Getting It Right
The first responsibility of an academic Web journal, it seems to me, is to get it right -- to avoid misstating facts and distorting theories. What else is academe for? And what other job does an editor have, if not to discourage writers from making embarrassing blunders?
I'm not an architect, but surely someone wasn't paying attention when the Electronic Book Review published Nick Spencer's "The Politics of Postmodern Architecture". I'm not certain, to be frank, precisely what Spencer is trying to argue here, but the core of his argument is that the attack on the World Trade Center was an attack on postmodernism:
Built at the height of American postmodernism in the early 1970s, the World Trade Center, like much architecture, presents the issue of postmodernism's radicalism in a particularly stark fashion. . . . Along with its corporate function, the abstractness of the World Trade Center suggests that it deserves to be recognized as an unqualified expression of recuperated postmodernism."

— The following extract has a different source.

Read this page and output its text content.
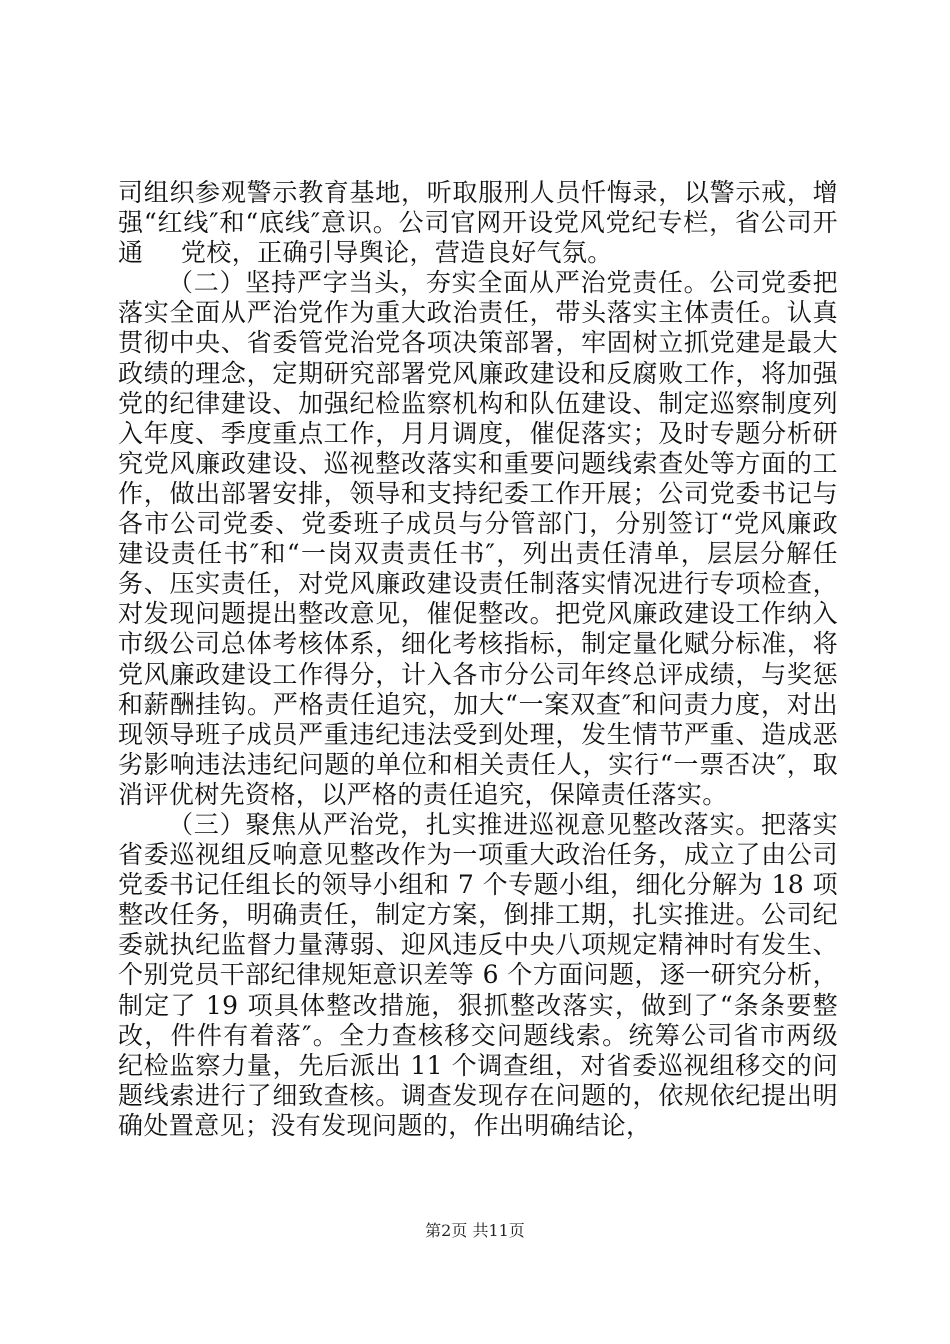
司组织参观警示教育基地，听取服刑人员忏悔录，以警示戒，增强“红线″和“底线″意识。公司官网开设党风党纪专栏，省公司开通 党校，正确引导舆论，营造良好气氛。

（二）坚持严字当头，夯实全面从严治党责任。公司党委把落实全面从严治党作为重大政治责任，带头落实主体责任。认真贯彻中央、省委管党治党各项决策部署，牢固树立抓党建是最大政绩的理念，定期研究部署党风廉政建设和反腐败工作，将加强党的纪律建设、加强纪检监察机构和队伍建设、制定巡察制度列入年度、季度重点工作，月月调度，催促落实；及时专题分析研究党风廉政建设、巡视整改落实和重要问题线索查处等方面的工作，做出部署安排，领导和支持纪委工作开展；公司党委书记与各市公司党委、党委班子成员与分管部门，分别签订“党风廉政建设责任书″和“一岗双责责任书″，列出责任清单，层层分解任务、压实责任，对党风廉政建设责任制落实情况进行专项检查，对发现问题提出整改意见，催促整改。把党风廉政建设工作纳入市级公司总体考核体系，细化考核指标，制定量化赋分标准，将党风廉政建设工作得分，计入各市分公司年终总评成绩，与奖惩和薪酬挂钩。严格责任追究，加大“一案双查″和问责力度，对出现领导班子成员严重违纪违法受到处理，发生情节严重、造成恶劣影响违法违纪问题的单位和相关责任人，实行“一票否决″，取消评优树先资格，以严格的责任追究，保障责任落实。

（三）聚焦从严治党，扎实推进巡视意见整改落实。把落实省委巡视组反响意见整改作为一项重大政治任务，成立了由公司党委书记任组长的领导小组和 7 个专题小组，细化分解为 18 项整改任务，明确责任，制定方案，倒排工期，扎实推进。公司纪委就执纪监督力量薄弱、迎风违反中央八项规定精神时有发生、个别党员干部纪律规矩意识差等 6 个方面问题，逐一研究分析，制定了 19 项具体整改措施，狠抓整改落实，做到了“条条要整改，件件有着落″。全力查核移交问题线索。统筹公司省市两级纪检监察力量，先后派出 11 个调查组，对省委巡视组移交的问题线索进行了细致查核。调查发现存在问题的，依规依纪提出明确处置意见；没有发现问题的，作出明确结论，

第2页 共11页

The World Trade Center cannot present the issue of postmodernism's radicalism, because it was not postmodern. The tall twin towers with their myriad columns reaching unbroken to the sky are surely Late Modern. Louis Sullivan, in "The Tall Office Building Artistically Considered" (1896), famously wrote that
"It must be every inch a proud and soaring thing, rising in sheer exultation that from bottom to top it is a unit without a single dissenting line.
Can we doubt that WTC architect Minoru Yamasaki had this passage in mind when he first drew those twin towers?
This isn't an obscure detail. When Charles Jencks begins his 1977 The Language Of Postmodern Architecture, he starts with the end of Modern Architecture. "Modern Architecture," he writes, "died in St. Louis, Missouri on July 15, 1972.... when the infamous Pruitt-Igoe scheme, or rather several of its slab blocks, were given the final coup de grâce by dynamite." The architect of that failed housing project, built between 1952-1955, was Minoru Yamasaki. Jencks' influential Architectural Design essay (1978) distinguishing "Late-Modern and Post-Modern Architecture" unambiguously situates Yamasaki in late modernism. Vincent Scully Jr.'s Modern Architecture regards Yamasaki as Modern.
Tellingly, Arthur Drexler's Transformations in Modern Architecture cites other Yamasaki buildings --especially the 1956 Wayne State College of Education, as examples of conscious Persian historicizing. There's a ton of historicized neo-Persian Modern throughout the Arab world, all of it much more convenient to explode than Manhattan office towers. Yes, the arches at the base of the WTC curtain wall suggest Moorish or Gothic precedents, and yes, quotation is important to postmodern architecture, but if every allusion makes a building pomo, then what do we make of Corbusier's romanesque arches, or Frank Lloyd Wright's japonisme? What about Sullivan's cast-iron flowers? Playing this game, we can quickly make Modernism disappear entirely, leaving only a machine-age smile floating in the sky.
This leaves an essay about the Islamic attack on postmodernism in a sorry state, because the buildings actually attacked weren't postmodern. I suppose I can see why an Assistant Professor at the University of Nebraska might want to view Al Quaeda as the sworn enemy of postmodern critical theory, casting John Silber and bin Laden together as a new axis of evil and making the 1990's Culture Wars and the struggle for tenure into an extension of diplomacy by other means. But the cost is confusion: muddying definitions, muddling students, and doubtless leading many to wonder, along with Casey Stengel, if anyone here knows how to play this game.
Could I be wrong, and could Yamasaki really turn out to be postmodern? Perhaps a case could be cobbled together. But, with evidence like this piled on the other side, you've got to make the case. Spencer doesn't. Did editors didn't warn him that he was about to walk off the cliff? Did someone think this over? Did Sokal cross anyone's mind?
Folks, this is literally embarrassing, not just for the author or for EBR's editors, but for everyone who publishes research in the arts and humanities. It's easy enough to make mistakes; the last thing we need is to publish stuff that looks obviously wrong and blithely to assume that being wrong doesn't matter. Being wrong matters a lot. It happens to us all at times. It might be happening to me, here and now. But checking the facts and presenting the evidence is the core of scholarship, and we should expect as much from our Web journals as we do from print. If we don't, nobody will take research seriously, and we justify the contempt in which the brokers and know-nothing politicians hold us.